Stéphane Boujnah, directeur général et président du directoire d'Euronext, le gestionnaire des places boursières de Paris, Bruxelles, Amsterdam et Lisbonne, en est conscient : « Le secteur Tech n'est pas encore représenté à la hauteur de son potentiel sur nos marchés. (...) C'est la fonction centrale du marché boursier de permettre non seulement aux entreprises de lever des capitaux, mais aussi aux actionnaires historiques de réaliser leur investissement. La responsabilité d'Euronext est d'intensifier la structuration d'un écosystème boursier spécialisé dans le secteur technologique (...) », écrit le dirigeant, dans une tribune publiée dans L'Agefi Hebdo du 28 janvier.

Pour renforcer l'écosystème en question, EnterNext, la filiale d'Euronext dédié aux PME et aux ETI, a développé plusieurs initiatives au cours des derniers mois, comme la mise en place d'un partenariat avec Morningstar pour fournir aux investisseurs des analyses financières gratuites sur les quelque 330 valeurs technologiques cotées sur les quatre marchés d'EnterNext (Paris, Bruxelles, Amsterdam, Lisbonne). Ou comme TechShare, le programme de formation aux marchés financiers destiné aux patrons de startups.
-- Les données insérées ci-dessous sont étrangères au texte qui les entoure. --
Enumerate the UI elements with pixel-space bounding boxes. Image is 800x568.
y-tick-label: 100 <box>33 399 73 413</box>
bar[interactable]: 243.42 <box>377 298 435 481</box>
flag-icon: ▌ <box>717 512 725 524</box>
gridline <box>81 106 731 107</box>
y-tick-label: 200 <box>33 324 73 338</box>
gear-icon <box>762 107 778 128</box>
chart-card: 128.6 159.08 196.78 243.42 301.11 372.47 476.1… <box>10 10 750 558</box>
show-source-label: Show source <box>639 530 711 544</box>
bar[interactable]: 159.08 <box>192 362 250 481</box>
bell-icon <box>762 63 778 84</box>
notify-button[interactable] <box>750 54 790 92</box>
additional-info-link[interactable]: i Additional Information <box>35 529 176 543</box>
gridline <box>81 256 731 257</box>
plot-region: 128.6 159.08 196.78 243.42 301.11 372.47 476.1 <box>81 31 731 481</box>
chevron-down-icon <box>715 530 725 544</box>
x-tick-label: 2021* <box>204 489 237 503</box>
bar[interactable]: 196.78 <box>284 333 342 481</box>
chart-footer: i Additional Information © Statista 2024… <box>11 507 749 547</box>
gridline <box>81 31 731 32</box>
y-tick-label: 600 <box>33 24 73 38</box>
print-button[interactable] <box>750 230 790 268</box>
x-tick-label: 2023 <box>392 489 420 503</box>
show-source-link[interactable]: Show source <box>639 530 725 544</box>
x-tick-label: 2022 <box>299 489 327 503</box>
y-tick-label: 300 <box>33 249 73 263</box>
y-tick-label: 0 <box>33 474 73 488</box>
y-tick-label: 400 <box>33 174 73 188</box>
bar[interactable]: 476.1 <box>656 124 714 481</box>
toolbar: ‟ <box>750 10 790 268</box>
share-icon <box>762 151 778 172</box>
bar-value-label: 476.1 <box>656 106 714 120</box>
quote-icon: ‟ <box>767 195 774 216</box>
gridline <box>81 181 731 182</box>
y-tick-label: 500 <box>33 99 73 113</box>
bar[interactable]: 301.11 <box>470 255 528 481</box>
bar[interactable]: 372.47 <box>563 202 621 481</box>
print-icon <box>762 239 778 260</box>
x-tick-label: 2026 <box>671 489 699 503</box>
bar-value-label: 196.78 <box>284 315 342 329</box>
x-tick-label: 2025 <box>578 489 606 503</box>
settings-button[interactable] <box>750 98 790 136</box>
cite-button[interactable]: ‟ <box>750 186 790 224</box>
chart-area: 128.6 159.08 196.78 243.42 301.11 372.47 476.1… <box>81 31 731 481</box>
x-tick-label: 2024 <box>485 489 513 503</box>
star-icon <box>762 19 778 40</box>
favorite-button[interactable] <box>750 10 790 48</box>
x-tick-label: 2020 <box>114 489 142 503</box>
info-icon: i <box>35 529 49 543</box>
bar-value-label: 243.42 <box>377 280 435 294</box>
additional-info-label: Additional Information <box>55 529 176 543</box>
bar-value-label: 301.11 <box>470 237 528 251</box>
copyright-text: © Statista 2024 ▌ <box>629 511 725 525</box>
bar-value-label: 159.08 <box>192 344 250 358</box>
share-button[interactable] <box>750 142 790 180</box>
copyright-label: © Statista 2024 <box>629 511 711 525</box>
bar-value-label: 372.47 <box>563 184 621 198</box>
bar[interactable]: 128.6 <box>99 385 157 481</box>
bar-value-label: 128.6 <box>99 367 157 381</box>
La Bourse, une réponse naturelle pour les biotechs

Mais, puisque les sociétés technologiques européennes snobent la Bourse, comment se fait-il que le segment des biotechs en raffole ? L'an dernier encore, celles-ci ont représenté près de la moitié des petites sociétés qui ont fait leurs débuts à la Bourse de Paris. « Il est impossible, pour une biotech, de lever 50 millions d'euros auprès d'investisseurs privés, en Europe. La Bourse est donc devenue une réponse naturelle aux besoins de financement très importants de ces sociétés », décrypte Greg Revenu. Les sociétés technologiques européennes, en revanche, bénéficient d'un écosystème de financement privé de mieux en mieux structuré, qui commence à être capable de financer des tours de table supérieurs à 10 millions d'euros, grâce à l'émergence de fonds de « late stage venture. »

De plus, les fonds spécialisés dans le financement du secteur high-tech sont aujourd'hui rejoints « par des fonds de LBO (Leverage Buy-Out : acquisition par endettement) généralistes, la tech devenant un secteur d'investissement mainstream », complète Greg Revenu. Des fonds de LBO qui, de façon générale et depuis plusieurs mois, ne mégotent pas sur les prix pour s'emparer des PME européennes qu'ils convoitent : au cours des trois derniers mois de 2015, ils ont procédé à des acquisitions sur la base d'un multiple médian de 9 fois l'excédent brut d'exploitation, selon l'indice publié par Argos Soditic et Epsilon Research. Les acquéreurs industriels ont fait mieux encore, en proposant un multiple médian de 9,2. De quoi inciter la « tech » européenne à continuer à préférer un rachat pur et simple à une introduction en Bourse, en ces temps troublés sur les marchés.